In order to understand what conceptual art is, let’s see one of its implementations.
An artist finds an ordinary chair in the garbage, attaches a tag with his name to it, then takes this chair to an art gallery and tries to convince the curators that the chair is his artwork, which contains a powerful artistic message to the world and a deep philosophical idea. He offers to make it part of the exhibition, and then sell this chair for big money.
The gallery curators, of course, tell the guy to go and eff himself, but there appear some champions of new forms of expression, who also assure the public that the guy is right, he is an innovative artist, and those who do not share his ideas are incompetent. And if art collectors want to be known as progressive patrons of art, they should buy the masterpiece of the brilliant artist right away, and exhibit it in the best museums of the world.
Then begins the most important phase. Since the chair has just been broken on his back and thrown back to where it was found, in separate parts, the artist finds a new chair at the garbage dump, puts a tag with his name on it, sells it for big money, and relishes the triumph that he had planned at the very beginning.
The question is why these well-wishers, declared him a genius and innovator instead of kicking the artist away and hitting him with the chair. Because he gave them a theoretical concept, clearly explaining that the chair from the garbage dump was actually an artwork. And because this smart guy was not a swindler but a conceptual artist. This is the way he sees it.
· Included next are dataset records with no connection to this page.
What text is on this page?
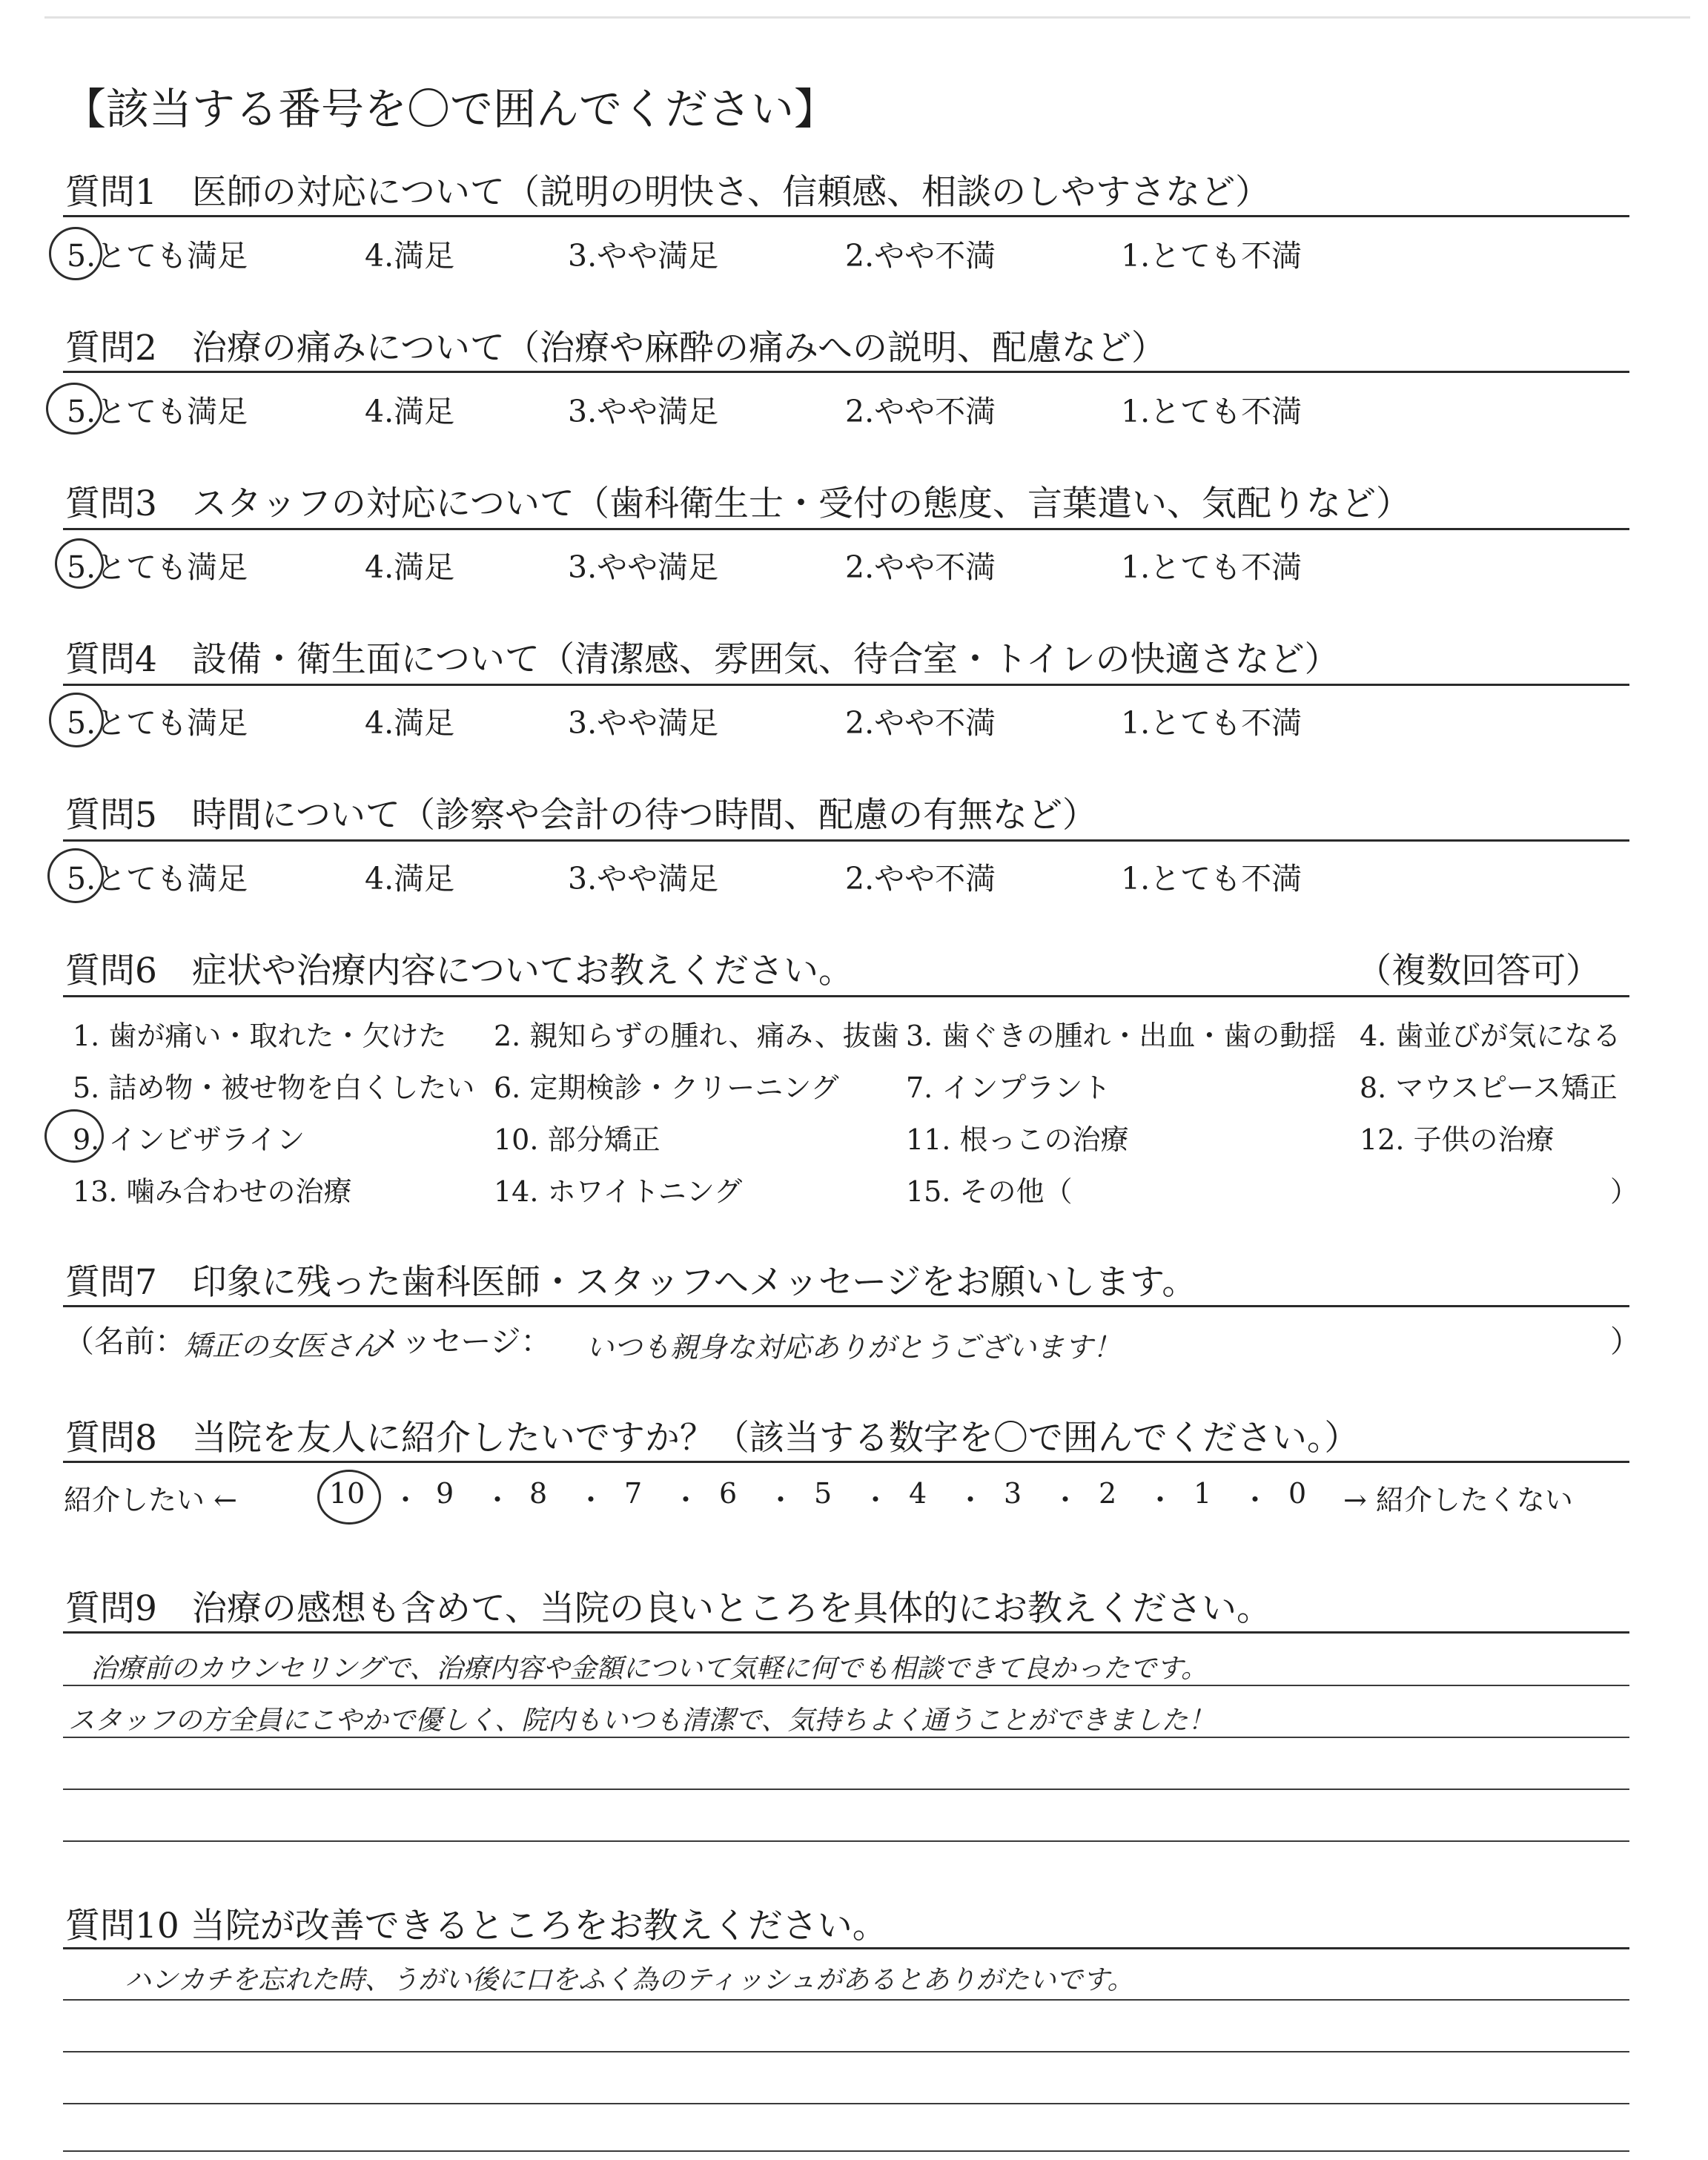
【該当する番号を〇で囲んでください】
質問1　医師の対応について（説明の明快さ、信頼感、相談のしやすさなど）
5.とても満足	4.満足	3.やや満足	2.やや不満	1.とても不満
質問2　治療の痛みについて（治療や麻酔の痛みへの説明、配慮など）
5.とても満足	4.満足	3.やや満足	2.やや不満	1.とても不満
質問3　スタッフの対応について（歯科衛生士・受付の態度、言葉遣い、気配りなど）
5.とても満足	4.満足	3.やや満足	2.やや不満	1.とても不満
質問4　設備・衛生面について（清潔感、雰囲気、待合室・トイレの快適さなど）
5.とても満足	4.満足	3.やや満足	2.やや不満	1.とても不満
質問5　時間について（診察や会計の待つ時間、配慮の有無など）
5.とても満足	4.満足	3.やや満足	2.やや不満	1.とても不満
質問6　症状や治療内容についてお教えください。	（複数回答可）
1. 歯が痛い・取れた・欠けた 2. 親知らずの腫れ、痛み、抜歯 3. 歯ぐきの腫れ・出血・歯の動揺 4. 歯並びが気になる
5. 詰め物・被せ物を白くしたい 6. 定期検診・クリーニング 7. インプラント	8. マウスピース矯正
9. インビザライン	10. 部分矯正	11. 根っこの治療	12. 子供の治療
13. 噛み合わせの治療	14. ホワイトニング	15. その他（	）
質問7　印象に残った歯科医師・スタッフへメッセージをお願いします。
（名前：
矯正の女医さん
メッセージ： いつも親身な対応ありがとうございます！	）
質問8　当院を友人に紹介したいですか？（該当する数字を〇で囲んでください。）
紹介したい ←	10 ・ 9 ・ 8 ・ 7 ・ 6 ・ 5 ・ 4 ・ 3 ・ 2 ・ 1 ・ 0 → 紹介したくない
質問9　治療の感想も含めて、当院の良いところを具体的にお教えください。
治療前のカウンセリングで、治療内容や金額について気軽に何でも相談できて良かったです。
スタッフの方全員にこやかで優しく、院内もいつも清潔で、気持ちよく通うことができました！
質問10 当院が改善できるところをお教えください。
ハンカチを忘れた時、うがい後に口をふく為のティッシュがあるとありがたいです。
In fact, the history of conceptualism began not with a chair, but with a urinal in 1917. Marcel Duchamp, an artist, sculptor and chess player, as well as an art theorist, which is important, once brought an unremarkable urinal called Fountain with the mysterious inscription R. Mutt to the exhibition of the Society of Independent Artists.
Staring at the object brought by Duchamp, the independent but very confused artists became alert (maybe because of the inscription), and decided not to let Duchamp join the exhibition, and the artwork was most likely just thrown away by some profane. Art progressed over the years, and in 1950 Duchamp made a reproduction of his Fountain. Fourteen years later, different artists created eight copies of the urinal, and they took their places at various art sites on both sides of the Atlantic. One of these copies of 1964 was sold for $ 1.7 million at Sothebys.
After all, in terms of conceptual art, it does not matter whether Duchamp had made his urinal with his own hands, or used the one found somewhere.
It is important that declaring it an artwork, the artist filled it with a new meaning, unconceivable earlier. According to British scientists (in December 2004, a special survey was conducted), nowadays Marcel Duchamp’s famous urinal Fountain is the most important masterpiece of the twentieth-century world art. So it goes.
The chair, by the way, was also brought to the gallery, but this happened much later, in 1964. At that time, Duchamp’s ideas reached the society, and in the 1960s, they gave rise to a new artistic style conceptualism in the USA. Its name comes from the Latin conceptus (thought, performance). The term conceptual art was put into circulation by the musician and philosopher from the USA Henry Flint after publishing an essay with the same name in 1961.
Conceptual art was designed to solve an important task, to answer the question what is art. Here the philosophical underpinning of artworks is more important than their aesthetic and informative value. Everything will fit, video and audio, photos, texts, drawings. All these can serve as examples of conceptual art. The theorist of this style is the author of the essay Art after Philosophy.